Helena by Evelyn Waugh

published 1950  chapter 1







The ladies were putting themselves in order for the concert. Helena’s hair which at her lesson has hung in thick russet plaits was now maturely dressed and bedizened; she wore a robe of embroidered silk which had come to her by dromedary and ship and pack mule and porter from distant China; her narrow slippers shone with stones and gold thread and when she had washed her arms and white forearms – ‘Helen of the white arms, fair among women’, she thought as she dabbled in the steaming limewater – she planted all sixteen various rings that had been the youngest sister’s share of her mother’s jewel-chest, firmly on her strong young fingers.

‘You look perfectly charming, child’ said her aunt, adjusting the fillet on Helena’s brow. ‘We won’t go in quite yet. The gentlemen have just gone to be sick.’





observations: This entry should be read in conjunction with the previous one on this book.

Clothes in Books frequently quotes from the letters of Evelyn Waugh, and it’s just as well we do have backup here: there is a scene in which Helena indulges in a fantasy about horses which is plainly sexual, as Waugh confirms in a letter; and after her wedding-night she goes hunting ‘to solace her man-made hurt… heal her maidenhead’. This would not usually be found in a life of a saint. (And there’s no point reading the book in the hope of a lot more sexy bits.) Apart from anything else, most female saints are virgins, not many are mothers: Helena’s son is Constantine the Great, and she herself is supposed to have found the remains of the True Cross.

What we all know about the True Cross is that the relics of it throughout the world by the time of the Reformation were sufficient to build Noah’s Ark. 

Except! 

No!

Waugh says there is a saintly priest who has done the calculation: worked out how much wood it would take to make a cross, and then added up all the known relics. And the known splinters are MUCH less than the wood available. That is not, or course, to say that all the relics were real, but it’s interesting all the same.

The fillet is a jewelled band across the forehead, and bedizened means highly-decorated.
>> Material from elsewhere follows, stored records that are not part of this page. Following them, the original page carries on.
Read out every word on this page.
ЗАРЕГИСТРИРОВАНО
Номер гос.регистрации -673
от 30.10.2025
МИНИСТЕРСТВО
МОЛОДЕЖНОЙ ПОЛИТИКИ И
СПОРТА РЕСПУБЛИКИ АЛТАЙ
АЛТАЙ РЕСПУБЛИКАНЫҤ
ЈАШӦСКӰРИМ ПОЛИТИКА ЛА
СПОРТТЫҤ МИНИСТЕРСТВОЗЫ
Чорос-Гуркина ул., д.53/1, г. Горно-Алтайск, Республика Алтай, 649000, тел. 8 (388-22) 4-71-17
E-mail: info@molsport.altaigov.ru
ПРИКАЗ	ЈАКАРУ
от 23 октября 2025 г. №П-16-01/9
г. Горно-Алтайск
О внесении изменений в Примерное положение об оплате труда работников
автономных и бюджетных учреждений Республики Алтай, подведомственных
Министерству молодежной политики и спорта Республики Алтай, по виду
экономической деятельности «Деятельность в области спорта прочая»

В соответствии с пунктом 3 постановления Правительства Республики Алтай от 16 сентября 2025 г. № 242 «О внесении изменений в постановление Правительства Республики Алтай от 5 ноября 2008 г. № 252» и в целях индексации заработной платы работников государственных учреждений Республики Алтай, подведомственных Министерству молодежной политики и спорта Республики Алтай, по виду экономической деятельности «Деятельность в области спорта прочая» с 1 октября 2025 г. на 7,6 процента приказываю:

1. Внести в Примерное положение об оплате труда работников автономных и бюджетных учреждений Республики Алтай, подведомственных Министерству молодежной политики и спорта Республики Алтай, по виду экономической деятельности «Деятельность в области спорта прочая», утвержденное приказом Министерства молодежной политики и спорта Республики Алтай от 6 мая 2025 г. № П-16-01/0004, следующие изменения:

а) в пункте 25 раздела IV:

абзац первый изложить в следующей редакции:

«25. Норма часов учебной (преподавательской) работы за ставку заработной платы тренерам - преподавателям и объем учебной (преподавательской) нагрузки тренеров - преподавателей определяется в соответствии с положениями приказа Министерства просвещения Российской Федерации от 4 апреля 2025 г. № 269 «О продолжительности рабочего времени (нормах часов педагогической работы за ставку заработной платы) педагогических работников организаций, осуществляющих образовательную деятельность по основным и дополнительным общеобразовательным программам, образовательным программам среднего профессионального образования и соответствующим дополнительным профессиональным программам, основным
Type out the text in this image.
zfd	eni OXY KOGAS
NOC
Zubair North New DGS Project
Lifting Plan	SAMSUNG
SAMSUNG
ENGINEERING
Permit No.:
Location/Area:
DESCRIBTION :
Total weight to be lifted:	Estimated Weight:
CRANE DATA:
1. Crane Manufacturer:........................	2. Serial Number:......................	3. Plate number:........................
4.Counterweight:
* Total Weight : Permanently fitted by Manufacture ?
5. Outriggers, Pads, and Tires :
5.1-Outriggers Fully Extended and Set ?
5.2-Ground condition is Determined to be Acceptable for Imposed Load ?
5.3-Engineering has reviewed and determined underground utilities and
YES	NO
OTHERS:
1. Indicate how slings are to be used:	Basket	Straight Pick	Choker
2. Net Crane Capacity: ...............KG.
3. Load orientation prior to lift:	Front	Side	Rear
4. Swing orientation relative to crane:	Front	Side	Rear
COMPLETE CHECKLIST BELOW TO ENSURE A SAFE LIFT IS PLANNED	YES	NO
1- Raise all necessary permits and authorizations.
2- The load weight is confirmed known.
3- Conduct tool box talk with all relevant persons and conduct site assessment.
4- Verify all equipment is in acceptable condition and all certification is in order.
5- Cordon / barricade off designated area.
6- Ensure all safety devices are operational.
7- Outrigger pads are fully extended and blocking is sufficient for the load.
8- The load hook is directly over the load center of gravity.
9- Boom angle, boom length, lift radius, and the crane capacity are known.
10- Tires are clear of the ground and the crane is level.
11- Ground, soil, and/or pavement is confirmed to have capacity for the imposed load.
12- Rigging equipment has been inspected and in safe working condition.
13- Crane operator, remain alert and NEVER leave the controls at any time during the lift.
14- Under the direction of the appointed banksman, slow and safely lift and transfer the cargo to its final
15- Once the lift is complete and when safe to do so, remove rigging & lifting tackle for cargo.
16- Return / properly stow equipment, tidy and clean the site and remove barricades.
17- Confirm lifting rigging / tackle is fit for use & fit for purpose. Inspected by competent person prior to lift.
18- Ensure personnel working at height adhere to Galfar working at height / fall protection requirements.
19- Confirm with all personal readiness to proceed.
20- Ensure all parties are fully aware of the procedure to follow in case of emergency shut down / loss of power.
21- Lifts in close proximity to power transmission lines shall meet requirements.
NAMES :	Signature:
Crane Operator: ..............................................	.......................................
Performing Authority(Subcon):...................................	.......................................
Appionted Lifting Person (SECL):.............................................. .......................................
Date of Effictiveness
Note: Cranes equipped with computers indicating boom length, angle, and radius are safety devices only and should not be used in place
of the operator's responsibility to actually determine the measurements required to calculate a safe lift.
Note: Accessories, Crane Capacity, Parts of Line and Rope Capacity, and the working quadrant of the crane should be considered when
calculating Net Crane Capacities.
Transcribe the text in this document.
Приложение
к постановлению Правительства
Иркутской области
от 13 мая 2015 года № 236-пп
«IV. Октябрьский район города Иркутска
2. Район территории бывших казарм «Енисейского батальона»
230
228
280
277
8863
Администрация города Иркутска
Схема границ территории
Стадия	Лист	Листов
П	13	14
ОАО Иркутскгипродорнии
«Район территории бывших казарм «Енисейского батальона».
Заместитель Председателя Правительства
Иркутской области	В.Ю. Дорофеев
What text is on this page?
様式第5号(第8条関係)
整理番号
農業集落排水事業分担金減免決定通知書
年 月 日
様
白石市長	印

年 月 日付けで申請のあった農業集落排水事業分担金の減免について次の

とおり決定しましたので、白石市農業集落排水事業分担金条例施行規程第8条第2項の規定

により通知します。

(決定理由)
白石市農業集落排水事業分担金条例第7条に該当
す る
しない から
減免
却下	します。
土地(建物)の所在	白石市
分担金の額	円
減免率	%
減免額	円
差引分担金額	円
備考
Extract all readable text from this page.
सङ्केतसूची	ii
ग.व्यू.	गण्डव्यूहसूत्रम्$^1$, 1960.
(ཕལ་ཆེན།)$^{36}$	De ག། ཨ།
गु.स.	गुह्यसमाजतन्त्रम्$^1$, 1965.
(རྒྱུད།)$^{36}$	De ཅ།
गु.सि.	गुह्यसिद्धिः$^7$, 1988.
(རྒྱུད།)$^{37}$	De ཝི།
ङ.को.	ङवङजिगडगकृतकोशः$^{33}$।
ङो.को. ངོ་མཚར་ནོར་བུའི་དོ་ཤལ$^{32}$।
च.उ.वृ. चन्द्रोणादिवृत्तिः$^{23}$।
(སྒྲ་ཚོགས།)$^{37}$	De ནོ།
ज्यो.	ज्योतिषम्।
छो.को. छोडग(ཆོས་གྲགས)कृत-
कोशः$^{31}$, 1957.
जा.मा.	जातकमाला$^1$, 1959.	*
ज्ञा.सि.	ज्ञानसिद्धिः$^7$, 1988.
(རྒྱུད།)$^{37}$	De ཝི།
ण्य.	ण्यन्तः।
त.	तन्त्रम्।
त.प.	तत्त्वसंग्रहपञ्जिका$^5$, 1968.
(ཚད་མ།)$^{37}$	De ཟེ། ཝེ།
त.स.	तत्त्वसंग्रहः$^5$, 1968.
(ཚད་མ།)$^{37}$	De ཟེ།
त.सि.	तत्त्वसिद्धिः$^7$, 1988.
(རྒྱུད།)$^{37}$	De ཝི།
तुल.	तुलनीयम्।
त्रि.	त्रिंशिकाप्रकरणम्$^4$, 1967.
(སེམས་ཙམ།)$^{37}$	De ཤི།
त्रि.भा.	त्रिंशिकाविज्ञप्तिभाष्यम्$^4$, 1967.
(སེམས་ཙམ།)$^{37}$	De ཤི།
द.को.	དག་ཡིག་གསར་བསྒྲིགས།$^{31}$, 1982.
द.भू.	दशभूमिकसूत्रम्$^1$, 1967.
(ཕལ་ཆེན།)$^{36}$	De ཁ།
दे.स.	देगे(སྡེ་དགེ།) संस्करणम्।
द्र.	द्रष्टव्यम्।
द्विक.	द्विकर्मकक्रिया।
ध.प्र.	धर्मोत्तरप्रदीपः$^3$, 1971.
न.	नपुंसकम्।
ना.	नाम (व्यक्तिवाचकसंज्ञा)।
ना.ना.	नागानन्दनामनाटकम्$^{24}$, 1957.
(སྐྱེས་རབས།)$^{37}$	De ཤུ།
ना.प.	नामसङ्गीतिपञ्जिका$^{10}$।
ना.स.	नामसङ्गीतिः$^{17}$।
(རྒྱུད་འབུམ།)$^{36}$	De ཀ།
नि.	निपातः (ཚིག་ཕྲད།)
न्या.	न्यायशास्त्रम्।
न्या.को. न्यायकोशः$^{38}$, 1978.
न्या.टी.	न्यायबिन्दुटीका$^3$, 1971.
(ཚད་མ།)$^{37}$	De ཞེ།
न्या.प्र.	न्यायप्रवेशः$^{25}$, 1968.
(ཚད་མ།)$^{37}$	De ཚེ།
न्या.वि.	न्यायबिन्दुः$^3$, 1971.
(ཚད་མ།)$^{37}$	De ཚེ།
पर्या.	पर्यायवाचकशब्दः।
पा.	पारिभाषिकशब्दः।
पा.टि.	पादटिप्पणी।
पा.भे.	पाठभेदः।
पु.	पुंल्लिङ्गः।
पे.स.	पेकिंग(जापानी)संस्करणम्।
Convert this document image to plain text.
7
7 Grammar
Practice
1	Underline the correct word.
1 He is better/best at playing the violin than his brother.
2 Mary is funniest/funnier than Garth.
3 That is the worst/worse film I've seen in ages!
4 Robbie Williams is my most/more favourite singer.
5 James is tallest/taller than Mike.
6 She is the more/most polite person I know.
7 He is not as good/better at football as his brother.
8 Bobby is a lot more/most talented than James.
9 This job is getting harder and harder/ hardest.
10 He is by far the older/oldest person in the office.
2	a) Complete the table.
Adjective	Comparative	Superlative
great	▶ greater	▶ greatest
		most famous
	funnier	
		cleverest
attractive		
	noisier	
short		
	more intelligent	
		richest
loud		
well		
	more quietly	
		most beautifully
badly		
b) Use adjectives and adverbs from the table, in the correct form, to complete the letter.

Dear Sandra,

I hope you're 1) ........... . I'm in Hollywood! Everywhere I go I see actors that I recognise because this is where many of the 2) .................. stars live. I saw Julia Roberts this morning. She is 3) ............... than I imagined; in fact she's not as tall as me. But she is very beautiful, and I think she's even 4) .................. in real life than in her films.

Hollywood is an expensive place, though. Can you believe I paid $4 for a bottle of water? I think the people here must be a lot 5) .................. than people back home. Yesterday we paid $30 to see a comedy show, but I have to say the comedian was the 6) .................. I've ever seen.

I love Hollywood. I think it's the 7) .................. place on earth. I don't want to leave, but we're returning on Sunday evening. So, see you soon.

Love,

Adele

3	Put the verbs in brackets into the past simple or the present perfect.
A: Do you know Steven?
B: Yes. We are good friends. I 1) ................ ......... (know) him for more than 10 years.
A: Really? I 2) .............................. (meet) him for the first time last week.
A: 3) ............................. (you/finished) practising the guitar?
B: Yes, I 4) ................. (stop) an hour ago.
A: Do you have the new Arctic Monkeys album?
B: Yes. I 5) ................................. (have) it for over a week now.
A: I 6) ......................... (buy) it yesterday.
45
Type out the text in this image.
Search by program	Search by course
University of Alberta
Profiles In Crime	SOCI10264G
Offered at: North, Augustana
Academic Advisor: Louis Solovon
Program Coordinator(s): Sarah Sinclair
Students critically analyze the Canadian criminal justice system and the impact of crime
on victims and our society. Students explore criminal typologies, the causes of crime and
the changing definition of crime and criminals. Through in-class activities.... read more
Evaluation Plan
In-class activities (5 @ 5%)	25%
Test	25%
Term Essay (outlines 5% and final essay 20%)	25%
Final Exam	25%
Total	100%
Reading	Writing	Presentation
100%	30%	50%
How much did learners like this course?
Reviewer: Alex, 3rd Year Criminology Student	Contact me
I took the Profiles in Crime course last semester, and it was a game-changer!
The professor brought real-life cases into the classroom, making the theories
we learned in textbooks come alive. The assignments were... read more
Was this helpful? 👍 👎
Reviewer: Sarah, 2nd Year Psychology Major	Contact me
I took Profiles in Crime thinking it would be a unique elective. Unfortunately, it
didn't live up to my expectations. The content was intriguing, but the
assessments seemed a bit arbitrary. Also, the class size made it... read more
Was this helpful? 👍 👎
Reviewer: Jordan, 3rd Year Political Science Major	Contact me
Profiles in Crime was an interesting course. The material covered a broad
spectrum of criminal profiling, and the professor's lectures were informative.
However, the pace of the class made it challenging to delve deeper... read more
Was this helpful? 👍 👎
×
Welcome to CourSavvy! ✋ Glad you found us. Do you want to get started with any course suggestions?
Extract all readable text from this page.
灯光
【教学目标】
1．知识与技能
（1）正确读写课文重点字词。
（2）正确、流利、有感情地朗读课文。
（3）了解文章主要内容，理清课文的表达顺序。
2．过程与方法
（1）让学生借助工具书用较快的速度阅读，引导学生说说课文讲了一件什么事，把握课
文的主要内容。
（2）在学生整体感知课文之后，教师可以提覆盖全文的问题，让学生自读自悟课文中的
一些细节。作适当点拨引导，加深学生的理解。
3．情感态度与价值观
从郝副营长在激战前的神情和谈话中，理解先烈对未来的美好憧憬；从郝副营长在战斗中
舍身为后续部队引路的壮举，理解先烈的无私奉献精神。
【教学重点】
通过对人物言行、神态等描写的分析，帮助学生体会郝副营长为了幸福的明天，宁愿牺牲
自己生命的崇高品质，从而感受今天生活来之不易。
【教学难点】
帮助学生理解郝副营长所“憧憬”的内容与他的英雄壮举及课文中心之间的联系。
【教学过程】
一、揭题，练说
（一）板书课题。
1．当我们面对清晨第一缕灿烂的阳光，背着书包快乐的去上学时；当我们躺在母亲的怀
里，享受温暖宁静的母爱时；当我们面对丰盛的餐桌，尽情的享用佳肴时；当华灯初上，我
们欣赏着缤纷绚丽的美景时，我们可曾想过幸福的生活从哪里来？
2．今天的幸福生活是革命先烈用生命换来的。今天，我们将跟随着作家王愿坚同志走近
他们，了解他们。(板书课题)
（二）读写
Links on the blog: Evelyn Waugh dealt with Chinese robes in Brideshead Revisited too. Other Princesses include Margaret, Diana, and the Little Princess.

The picture is by George Hendrik Breitner, and can be found on Wikimedia Commons.

Comments

  1. Moira - I always find it interesting when saints or famous people, etc., are portrayed as just...normal people. I like that 'human touch.' Interesting information about the relics too.